Summing up the efforts, Wildlife Manager John Ensign said, “It was a bit consuming, involving wardens, biologists, front-office staff - basically everyone.”

Despite increased demands, Ensign felt the process worked surprisingly well, and the region was probably fortunate to find just six positive deer.

Those positives were a white-tailed buck in HD 705 in Powder River County, a mule deer buck in HD 704 in Powder River County, a white-tailed buck in HD 702 in Rosebud County, a mule deer buck 60 miles north of Miles City in HD 701 in Prairie County, a white-tailed buck two miles north of Hysham in HD 701, and a white-tailed doe taken near Decker in HD 704.

Statewide, FWP collected more than 7,000 samples from deer, elk and moose, of which 132 were positive.

“It’s bigger than people ever thought it would be in terms of numbers,” said Citizens Advisory Council Member Ed Bukoskey, who also sits on a CWD citizens group.

“We offered free testing to anybody, and I’m glad we did,” Ensign said.

CAC member Ed Joiner said many hunters appreciated that service, which was funded through federal grants.

Region 7 fell just short of collecting enough mule deer samples in high-priority surveillance areas to predict with 95 percent confidence whether CWD prevalence is greater than 1 percent, so sampling will continue next year in the region.

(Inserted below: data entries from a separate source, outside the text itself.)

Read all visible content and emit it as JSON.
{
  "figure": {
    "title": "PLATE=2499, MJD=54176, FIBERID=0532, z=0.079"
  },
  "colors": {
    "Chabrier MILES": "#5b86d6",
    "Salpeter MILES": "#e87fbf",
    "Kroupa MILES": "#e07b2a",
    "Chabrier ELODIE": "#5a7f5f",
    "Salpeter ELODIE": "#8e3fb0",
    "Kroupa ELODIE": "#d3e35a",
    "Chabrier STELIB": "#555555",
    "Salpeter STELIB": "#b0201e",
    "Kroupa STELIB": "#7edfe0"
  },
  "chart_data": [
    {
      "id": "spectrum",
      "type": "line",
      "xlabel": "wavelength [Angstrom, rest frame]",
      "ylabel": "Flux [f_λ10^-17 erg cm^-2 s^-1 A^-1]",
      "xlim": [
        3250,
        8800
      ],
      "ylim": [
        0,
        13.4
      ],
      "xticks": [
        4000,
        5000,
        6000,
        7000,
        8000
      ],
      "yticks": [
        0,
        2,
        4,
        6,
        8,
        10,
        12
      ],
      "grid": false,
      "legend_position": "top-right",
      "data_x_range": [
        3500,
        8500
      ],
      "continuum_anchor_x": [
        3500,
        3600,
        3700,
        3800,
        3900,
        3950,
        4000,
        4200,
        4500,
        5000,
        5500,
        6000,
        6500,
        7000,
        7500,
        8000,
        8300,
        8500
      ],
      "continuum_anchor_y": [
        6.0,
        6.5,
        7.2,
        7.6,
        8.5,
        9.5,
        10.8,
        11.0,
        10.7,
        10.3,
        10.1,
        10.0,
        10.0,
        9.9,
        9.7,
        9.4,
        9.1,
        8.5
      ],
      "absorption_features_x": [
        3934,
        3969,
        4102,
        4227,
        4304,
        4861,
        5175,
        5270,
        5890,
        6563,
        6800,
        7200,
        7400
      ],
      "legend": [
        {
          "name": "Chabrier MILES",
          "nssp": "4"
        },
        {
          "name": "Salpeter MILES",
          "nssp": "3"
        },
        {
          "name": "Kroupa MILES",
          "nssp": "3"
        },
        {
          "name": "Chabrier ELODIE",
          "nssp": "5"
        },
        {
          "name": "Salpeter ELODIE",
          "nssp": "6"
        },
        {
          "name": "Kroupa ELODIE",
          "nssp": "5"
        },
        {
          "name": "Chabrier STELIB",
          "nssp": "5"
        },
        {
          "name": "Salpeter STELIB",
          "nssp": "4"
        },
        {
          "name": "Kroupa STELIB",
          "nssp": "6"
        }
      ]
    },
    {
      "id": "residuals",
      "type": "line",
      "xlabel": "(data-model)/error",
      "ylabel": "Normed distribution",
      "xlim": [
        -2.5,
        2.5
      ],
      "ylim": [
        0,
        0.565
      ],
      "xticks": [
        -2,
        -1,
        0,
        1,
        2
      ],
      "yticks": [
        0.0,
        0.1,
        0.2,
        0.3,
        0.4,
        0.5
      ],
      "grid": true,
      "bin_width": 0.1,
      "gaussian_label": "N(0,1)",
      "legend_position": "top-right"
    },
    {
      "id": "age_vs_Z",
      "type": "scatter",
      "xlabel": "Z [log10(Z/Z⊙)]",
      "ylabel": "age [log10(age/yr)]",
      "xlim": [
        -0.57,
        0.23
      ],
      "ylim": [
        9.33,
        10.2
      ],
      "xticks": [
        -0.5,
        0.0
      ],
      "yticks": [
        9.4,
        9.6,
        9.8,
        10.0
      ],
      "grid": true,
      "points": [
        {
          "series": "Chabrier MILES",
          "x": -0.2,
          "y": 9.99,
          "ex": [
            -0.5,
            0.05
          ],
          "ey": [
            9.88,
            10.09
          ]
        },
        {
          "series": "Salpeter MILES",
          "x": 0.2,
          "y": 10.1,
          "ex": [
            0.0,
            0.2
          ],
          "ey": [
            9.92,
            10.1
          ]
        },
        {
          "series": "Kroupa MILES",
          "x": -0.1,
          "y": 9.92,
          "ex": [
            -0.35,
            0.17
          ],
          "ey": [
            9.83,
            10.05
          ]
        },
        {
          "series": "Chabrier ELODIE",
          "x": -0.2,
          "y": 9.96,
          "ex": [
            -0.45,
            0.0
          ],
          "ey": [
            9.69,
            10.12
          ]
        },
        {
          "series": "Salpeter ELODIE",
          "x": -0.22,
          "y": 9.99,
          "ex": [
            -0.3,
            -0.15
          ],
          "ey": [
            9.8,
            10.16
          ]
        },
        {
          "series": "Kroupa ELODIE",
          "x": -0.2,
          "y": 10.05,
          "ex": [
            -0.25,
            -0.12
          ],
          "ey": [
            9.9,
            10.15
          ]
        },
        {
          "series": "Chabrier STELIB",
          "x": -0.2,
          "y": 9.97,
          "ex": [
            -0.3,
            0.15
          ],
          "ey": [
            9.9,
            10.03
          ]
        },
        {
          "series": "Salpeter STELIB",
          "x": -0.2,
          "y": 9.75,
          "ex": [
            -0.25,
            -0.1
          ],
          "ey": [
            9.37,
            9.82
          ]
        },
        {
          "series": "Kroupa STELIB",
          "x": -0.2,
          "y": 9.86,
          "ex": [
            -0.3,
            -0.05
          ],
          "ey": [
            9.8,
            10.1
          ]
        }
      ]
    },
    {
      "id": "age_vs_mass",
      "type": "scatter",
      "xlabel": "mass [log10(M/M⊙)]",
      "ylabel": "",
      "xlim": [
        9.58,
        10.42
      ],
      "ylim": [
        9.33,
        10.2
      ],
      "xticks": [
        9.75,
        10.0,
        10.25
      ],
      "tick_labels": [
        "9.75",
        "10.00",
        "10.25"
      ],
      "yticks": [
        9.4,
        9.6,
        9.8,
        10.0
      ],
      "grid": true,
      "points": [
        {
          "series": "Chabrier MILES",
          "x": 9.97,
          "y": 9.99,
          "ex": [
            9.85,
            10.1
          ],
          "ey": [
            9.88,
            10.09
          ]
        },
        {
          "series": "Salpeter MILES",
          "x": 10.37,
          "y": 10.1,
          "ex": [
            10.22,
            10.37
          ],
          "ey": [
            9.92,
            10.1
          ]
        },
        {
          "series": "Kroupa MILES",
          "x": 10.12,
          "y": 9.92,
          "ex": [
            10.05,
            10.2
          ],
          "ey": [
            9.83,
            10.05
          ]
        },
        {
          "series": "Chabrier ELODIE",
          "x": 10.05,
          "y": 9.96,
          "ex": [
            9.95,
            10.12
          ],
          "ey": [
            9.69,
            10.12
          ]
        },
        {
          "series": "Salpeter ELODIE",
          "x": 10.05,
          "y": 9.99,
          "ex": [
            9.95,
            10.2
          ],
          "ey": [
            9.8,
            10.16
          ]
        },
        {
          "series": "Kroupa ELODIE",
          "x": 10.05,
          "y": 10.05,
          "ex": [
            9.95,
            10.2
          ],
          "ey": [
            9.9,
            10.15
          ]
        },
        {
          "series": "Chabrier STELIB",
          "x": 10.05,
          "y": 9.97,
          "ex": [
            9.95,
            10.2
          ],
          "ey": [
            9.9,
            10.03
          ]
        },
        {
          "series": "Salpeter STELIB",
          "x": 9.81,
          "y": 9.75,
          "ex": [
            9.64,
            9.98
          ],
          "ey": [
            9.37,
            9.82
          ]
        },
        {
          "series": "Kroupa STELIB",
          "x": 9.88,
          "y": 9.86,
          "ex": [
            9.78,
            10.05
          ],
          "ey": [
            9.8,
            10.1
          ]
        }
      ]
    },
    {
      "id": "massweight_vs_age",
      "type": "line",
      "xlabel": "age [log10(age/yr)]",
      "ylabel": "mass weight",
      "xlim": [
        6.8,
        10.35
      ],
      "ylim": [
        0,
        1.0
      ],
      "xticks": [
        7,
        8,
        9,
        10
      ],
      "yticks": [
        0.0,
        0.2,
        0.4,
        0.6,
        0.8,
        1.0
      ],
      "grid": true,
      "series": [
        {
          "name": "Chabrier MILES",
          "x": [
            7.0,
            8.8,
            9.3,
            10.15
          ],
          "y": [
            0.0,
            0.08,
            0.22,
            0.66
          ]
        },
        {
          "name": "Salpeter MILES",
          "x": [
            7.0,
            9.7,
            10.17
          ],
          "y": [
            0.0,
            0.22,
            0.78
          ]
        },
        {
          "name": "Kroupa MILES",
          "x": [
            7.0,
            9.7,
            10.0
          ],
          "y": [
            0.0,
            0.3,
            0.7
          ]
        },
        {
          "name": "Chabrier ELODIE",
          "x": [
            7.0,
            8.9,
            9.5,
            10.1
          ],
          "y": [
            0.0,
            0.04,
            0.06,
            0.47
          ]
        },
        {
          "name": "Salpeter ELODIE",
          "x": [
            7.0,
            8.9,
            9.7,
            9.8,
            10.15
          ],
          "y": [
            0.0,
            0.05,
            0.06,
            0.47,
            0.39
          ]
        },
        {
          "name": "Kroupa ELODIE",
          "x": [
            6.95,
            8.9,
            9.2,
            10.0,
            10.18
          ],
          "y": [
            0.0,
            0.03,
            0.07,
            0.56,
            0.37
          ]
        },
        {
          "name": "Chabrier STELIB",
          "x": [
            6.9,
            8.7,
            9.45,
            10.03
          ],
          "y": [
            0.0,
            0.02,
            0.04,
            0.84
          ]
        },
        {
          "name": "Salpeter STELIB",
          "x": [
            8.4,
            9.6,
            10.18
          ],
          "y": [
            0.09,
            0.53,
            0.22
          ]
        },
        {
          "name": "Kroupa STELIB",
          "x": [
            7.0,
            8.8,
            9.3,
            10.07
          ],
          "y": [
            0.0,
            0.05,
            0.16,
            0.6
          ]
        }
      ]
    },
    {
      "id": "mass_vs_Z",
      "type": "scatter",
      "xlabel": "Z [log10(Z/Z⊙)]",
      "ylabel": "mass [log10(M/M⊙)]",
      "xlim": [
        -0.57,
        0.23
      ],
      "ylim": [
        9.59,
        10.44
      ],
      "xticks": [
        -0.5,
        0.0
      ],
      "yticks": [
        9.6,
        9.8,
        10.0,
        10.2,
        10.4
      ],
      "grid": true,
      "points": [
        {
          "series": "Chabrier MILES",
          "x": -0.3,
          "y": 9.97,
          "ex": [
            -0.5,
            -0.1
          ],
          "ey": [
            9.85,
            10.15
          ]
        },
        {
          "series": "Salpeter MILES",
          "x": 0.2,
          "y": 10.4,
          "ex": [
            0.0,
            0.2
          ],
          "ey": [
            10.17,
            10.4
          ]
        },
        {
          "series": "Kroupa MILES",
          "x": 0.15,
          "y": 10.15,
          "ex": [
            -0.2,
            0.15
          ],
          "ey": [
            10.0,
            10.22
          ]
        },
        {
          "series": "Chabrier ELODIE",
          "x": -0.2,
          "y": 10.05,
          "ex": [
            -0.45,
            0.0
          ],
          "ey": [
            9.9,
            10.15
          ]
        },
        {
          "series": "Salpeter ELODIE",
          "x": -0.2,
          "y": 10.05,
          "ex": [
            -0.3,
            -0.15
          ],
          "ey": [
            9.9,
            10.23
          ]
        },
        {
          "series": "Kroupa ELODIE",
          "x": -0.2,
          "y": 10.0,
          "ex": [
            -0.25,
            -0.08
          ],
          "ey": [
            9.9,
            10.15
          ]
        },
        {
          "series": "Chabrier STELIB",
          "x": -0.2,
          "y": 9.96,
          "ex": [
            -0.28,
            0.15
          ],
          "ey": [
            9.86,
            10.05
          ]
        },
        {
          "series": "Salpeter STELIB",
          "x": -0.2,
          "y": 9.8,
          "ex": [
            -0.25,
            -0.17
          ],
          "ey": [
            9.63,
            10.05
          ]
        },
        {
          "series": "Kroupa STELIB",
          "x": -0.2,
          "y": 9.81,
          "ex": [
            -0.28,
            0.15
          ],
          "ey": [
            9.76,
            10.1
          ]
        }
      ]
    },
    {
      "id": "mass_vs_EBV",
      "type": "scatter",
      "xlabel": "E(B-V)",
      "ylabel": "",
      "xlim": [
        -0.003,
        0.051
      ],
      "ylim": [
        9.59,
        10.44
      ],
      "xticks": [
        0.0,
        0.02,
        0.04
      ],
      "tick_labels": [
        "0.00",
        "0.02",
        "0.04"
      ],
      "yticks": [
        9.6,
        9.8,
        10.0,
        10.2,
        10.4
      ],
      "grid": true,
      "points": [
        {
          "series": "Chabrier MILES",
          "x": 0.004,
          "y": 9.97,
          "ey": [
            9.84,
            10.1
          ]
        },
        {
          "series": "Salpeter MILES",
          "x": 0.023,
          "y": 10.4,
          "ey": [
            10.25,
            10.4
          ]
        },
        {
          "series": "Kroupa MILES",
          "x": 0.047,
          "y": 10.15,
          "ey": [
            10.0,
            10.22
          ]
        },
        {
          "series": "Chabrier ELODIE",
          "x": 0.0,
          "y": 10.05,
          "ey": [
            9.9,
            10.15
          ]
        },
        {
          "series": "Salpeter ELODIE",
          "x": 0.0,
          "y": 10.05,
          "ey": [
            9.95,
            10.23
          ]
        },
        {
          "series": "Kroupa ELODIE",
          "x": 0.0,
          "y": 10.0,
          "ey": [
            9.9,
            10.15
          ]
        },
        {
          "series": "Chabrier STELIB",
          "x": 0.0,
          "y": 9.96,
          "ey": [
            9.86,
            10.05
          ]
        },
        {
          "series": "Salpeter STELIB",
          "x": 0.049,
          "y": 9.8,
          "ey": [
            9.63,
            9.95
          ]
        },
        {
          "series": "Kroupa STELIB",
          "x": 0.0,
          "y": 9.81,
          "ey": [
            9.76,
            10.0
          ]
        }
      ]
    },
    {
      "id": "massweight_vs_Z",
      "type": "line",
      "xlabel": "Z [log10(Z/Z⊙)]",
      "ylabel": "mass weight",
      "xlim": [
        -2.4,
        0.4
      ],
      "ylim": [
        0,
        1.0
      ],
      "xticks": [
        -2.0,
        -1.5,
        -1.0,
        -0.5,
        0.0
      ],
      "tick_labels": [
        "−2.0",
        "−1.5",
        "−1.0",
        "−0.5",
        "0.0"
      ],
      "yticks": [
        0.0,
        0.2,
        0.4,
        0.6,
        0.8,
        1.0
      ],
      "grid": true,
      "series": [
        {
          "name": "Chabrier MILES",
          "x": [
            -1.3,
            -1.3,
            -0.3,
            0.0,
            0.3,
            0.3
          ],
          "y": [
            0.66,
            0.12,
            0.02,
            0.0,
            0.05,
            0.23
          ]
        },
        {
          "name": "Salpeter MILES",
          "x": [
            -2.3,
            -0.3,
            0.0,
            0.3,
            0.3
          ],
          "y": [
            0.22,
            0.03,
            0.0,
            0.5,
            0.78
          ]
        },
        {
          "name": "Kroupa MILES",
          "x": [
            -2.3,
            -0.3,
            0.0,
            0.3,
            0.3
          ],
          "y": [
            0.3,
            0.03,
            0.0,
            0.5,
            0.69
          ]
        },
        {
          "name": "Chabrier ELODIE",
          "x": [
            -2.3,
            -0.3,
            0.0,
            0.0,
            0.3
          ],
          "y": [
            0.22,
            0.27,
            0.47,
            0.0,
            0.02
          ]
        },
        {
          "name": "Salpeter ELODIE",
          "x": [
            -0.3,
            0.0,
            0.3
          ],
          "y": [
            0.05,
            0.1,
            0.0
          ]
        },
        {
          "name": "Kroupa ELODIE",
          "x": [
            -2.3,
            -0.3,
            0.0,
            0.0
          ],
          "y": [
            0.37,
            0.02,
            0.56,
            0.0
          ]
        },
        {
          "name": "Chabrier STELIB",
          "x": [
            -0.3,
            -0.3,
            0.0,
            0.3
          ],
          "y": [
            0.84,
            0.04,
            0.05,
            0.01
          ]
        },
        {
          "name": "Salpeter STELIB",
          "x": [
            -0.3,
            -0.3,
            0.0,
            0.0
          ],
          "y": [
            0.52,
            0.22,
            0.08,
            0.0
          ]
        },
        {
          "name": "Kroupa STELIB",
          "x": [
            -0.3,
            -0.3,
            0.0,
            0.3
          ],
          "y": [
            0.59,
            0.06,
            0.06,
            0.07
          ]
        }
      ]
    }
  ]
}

FWP’s management goal is to keep herds below 5 percent prevalence and prevent further spread of the disease.

“I don’t think the prevalence down here is going to be all that high,” Ensign said.

Liberal regionwide harvest quotas and public hunting in Region 7 may help to curb the slow-moving disease.

CAC member Dale Kreiman asked if there is a way to speed testing results, which take about three weeks. Ensign said it may take legislation to boost capacity. Right now a Colorado State University lab handles results, but FWP is looking into ways to conduct in-state testing.

Kreiman also questioned whether a big jump in CWD cases could affect people’s desire to hunt. Ensign said this season’s poor weather probably discouraged more hunters than CWD did. He also noted that the first special hunt licenses issued where CWD was found sold out quickly. But only time will tell, he said.

Regional Supervisor Brad Schmitz said the focus right now is on education.

“People are going to have to manage a little more how they process their critters,” Schmitz said.

That includes disposing of carcasses properly, learning to bone out animals and collect lymph nodes for testing, and separating meat from different animals until test results come back.

There have been no cases of CWD transmitting to humans, but the Centers for Disease Control and Prevention advises against eating meat from animals that have tested positive.